I came back to this, because I have to make it work now.
How come everyone got at least some response for questions in this community except me? I feel rejected 
Ok, maybe I wasn’t clear enough.
I have a web app, which has to obtain access rights at one step, before the User can continue further.
At one point, my app requests Facebook and Linkedin authorizations and the User authorizes them. During that time, there’s a spinning circle indicating the progress. Everything happens in small popups and everything is processed in async callbacks. Thus, my app knows when it’s all finished and can continue to the next route (notice it’s a SPA).
Regarding the Twitter OAuth, there’s a little catch.
The callback url.
For example, in Android/iOS apps, you can provide scheme://host as a callback URL, and the Twitter OAuth API will call back an app with oauth_verifer ( scheme://host?oauth_token=1xx&oauth_verifer=1234 ). Android/iOS apps can then catch it and make another request to obtain the access_token. The whole time, there’s a chain of callbacks going on.
In the case of web apps, I cannot provide such things as the scheme:://host callback URL. I can only provide a real URL which may or may not process the oauth_verifier right away.

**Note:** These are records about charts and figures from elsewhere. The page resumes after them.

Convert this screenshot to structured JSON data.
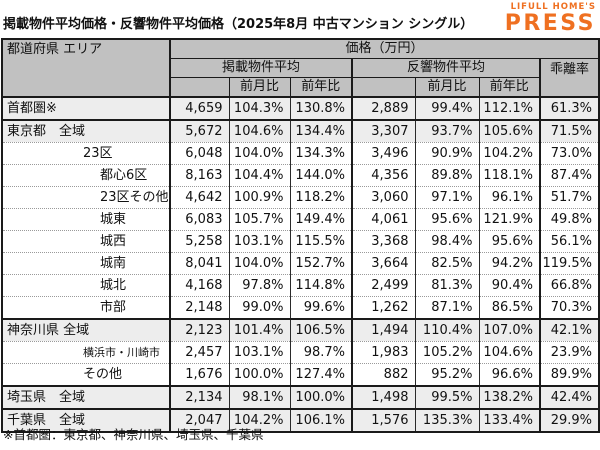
{
  "page": {
    "title": "掲載物件平均価格・反響物件平均価格（2025年8月 中古マンション シングル）",
    "footnote": "※首都圏：東京都、神奈川県、埼玉県、千葉県"
  },
  "logo": {
    "top": "LIFULL HOME'S",
    "main": "PRESS"
  },
  "colors": {
    "logo_orange": "#ef7021",
    "header_bg": "#c1c1c1",
    "shaded_row_bg": "#ededed",
    "border": "#1a1a1a"
  },
  "table": {
    "corner_header": "都道府県 エリア",
    "price_header": "価格（万円）",
    "group_headers": [
      "掲載物件平均",
      "反響物件平均"
    ],
    "sub_headers": [
      "前月比",
      "前年比"
    ],
    "deviation_header": "乖離率"
  },
  "chart_data": {
    "type": "table",
    "title": "掲載物件平均価格・反響物件平均価格（2025年8月 中古マンション シングル）",
    "columns": [
      "都道府県 エリア",
      "掲載物件平均 価格(万円)",
      "掲載 前月比",
      "掲載 前年比",
      "反響物件平均 価格(万円)",
      "反響 前月比",
      "反響 前年比",
      "乖離率"
    ],
    "rows": [
      {
        "label": "首都圏※",
        "indent": 0,
        "shaded": true,
        "group_start": true,
        "small": false,
        "values": [
          "4,659",
          "104.3%",
          "130.8%",
          "2,889",
          "99.4%",
          "112.1%",
          "61.3%"
        ]
      },
      {
        "label": "東京都　全域",
        "indent": 0,
        "shaded": true,
        "group_start": true,
        "small": false,
        "values": [
          "5,672",
          "104.6%",
          "134.4%",
          "3,307",
          "93.7%",
          "105.6%",
          "71.5%"
        ]
      },
      {
        "label": "23区",
        "indent": 1,
        "shaded": false,
        "group_start": false,
        "small": false,
        "values": [
          "6,048",
          "104.0%",
          "134.3%",
          "3,496",
          "90.9%",
          "104.2%",
          "73.0%"
        ]
      },
      {
        "label": "都心6区",
        "indent": 2,
        "shaded": false,
        "group_start": false,
        "small": false,
        "values": [
          "8,163",
          "104.4%",
          "144.0%",
          "4,356",
          "89.8%",
          "118.1%",
          "87.4%"
        ]
      },
      {
        "label": "23区その他",
        "indent": 2,
        "shaded": false,
        "group_start": false,
        "small": false,
        "values": [
          "4,642",
          "100.9%",
          "118.2%",
          "3,060",
          "97.1%",
          "96.1%",
          "51.7%"
        ]
      },
      {
        "label": "城東",
        "indent": 2,
        "shaded": false,
        "group_start": false,
        "small": false,
        "values": [
          "6,083",
          "105.7%",
          "149.4%",
          "4,061",
          "95.6%",
          "121.9%",
          "49.8%"
        ]
      },
      {
        "label": "城西",
        "indent": 2,
        "shaded": false,
        "group_start": false,
        "small": false,
        "values": [
          "5,258",
          "103.1%",
          "115.5%",
          "3,368",
          "98.4%",
          "95.6%",
          "56.1%"
        ]
      },
      {
        "label": "城南",
        "indent": 2,
        "shaded": false,
        "group_start": false,
        "small": false,
        "values": [
          "8,041",
          "104.0%",
          "152.7%",
          "3,664",
          "82.5%",
          "94.2%",
          "119.5%"
        ]
      },
      {
        "label": "城北",
        "indent": 2,
        "shaded": false,
        "group_start": false,
        "small": false,
        "values": [
          "4,168",
          "97.8%",
          "114.8%",
          "2,499",
          "81.3%",
          "90.4%",
          "66.8%"
        ]
      },
      {
        "label": "市部",
        "indent": 2,
        "shaded": false,
        "group_start": false,
        "small": false,
        "values": [
          "2,148",
          "99.0%",
          "99.6%",
          "1,262",
          "87.1%",
          "86.5%",
          "70.3%"
        ]
      },
      {
        "label": "神奈川県 全域",
        "indent": 0,
        "shaded": true,
        "group_start": true,
        "small": false,
        "values": [
          "2,123",
          "101.4%",
          "106.5%",
          "1,494",
          "110.4%",
          "107.0%",
          "42.1%"
        ]
      },
      {
        "label": "横浜市・川崎市",
        "indent": 1,
        "shaded": false,
        "group_start": false,
        "small": true,
        "values": [
          "2,457",
          "103.1%",
          "98.7%",
          "1,983",
          "105.2%",
          "104.6%",
          "23.9%"
        ]
      },
      {
        "label": "その他",
        "indent": 1,
        "shaded": false,
        "group_start": false,
        "small": false,
        "values": [
          "1,676",
          "100.0%",
          "127.4%",
          "882",
          "95.2%",
          "96.6%",
          "89.9%"
        ]
      },
      {
        "label": "埼玉県　全域",
        "indent": 0,
        "shaded": true,
        "group_start": true,
        "small": false,
        "values": [
          "2,134",
          "98.1%",
          "100.0%",
          "1,498",
          "99.5%",
          "138.2%",
          "42.4%"
        ]
      },
      {
        "label": "千葉県　全域",
        "indent": 0,
        "shaded": true,
        "group_start": true,
        "small": false,
        "values": [
          "2,047",
          "104.2%",
          "106.1%",
          "1,576",
          "135.3%",
          "133.4%",
          "29.9%"
        ]
      }
    ]
  }
}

What happens next is that my app has to listen if the popup window is closed, and then check the database if there’s a valid access_token stored for my User, or simply poll the database during the whole process and checking everytime if there’s a freshly generated access_token.
Here, I found that one guy is actually doing the same thing - http://clarkdave.net/2012/10/2012-10-30-twitter-oauth-authorisation-in-a-popup/ - He polls the popup window in a setInterval and checks if it’s closed or not. Later he also polls his own backend and checks if the database has a record of a valid access_token for a user.
Is this the only way of doing it in a modern web SPA? Anyone?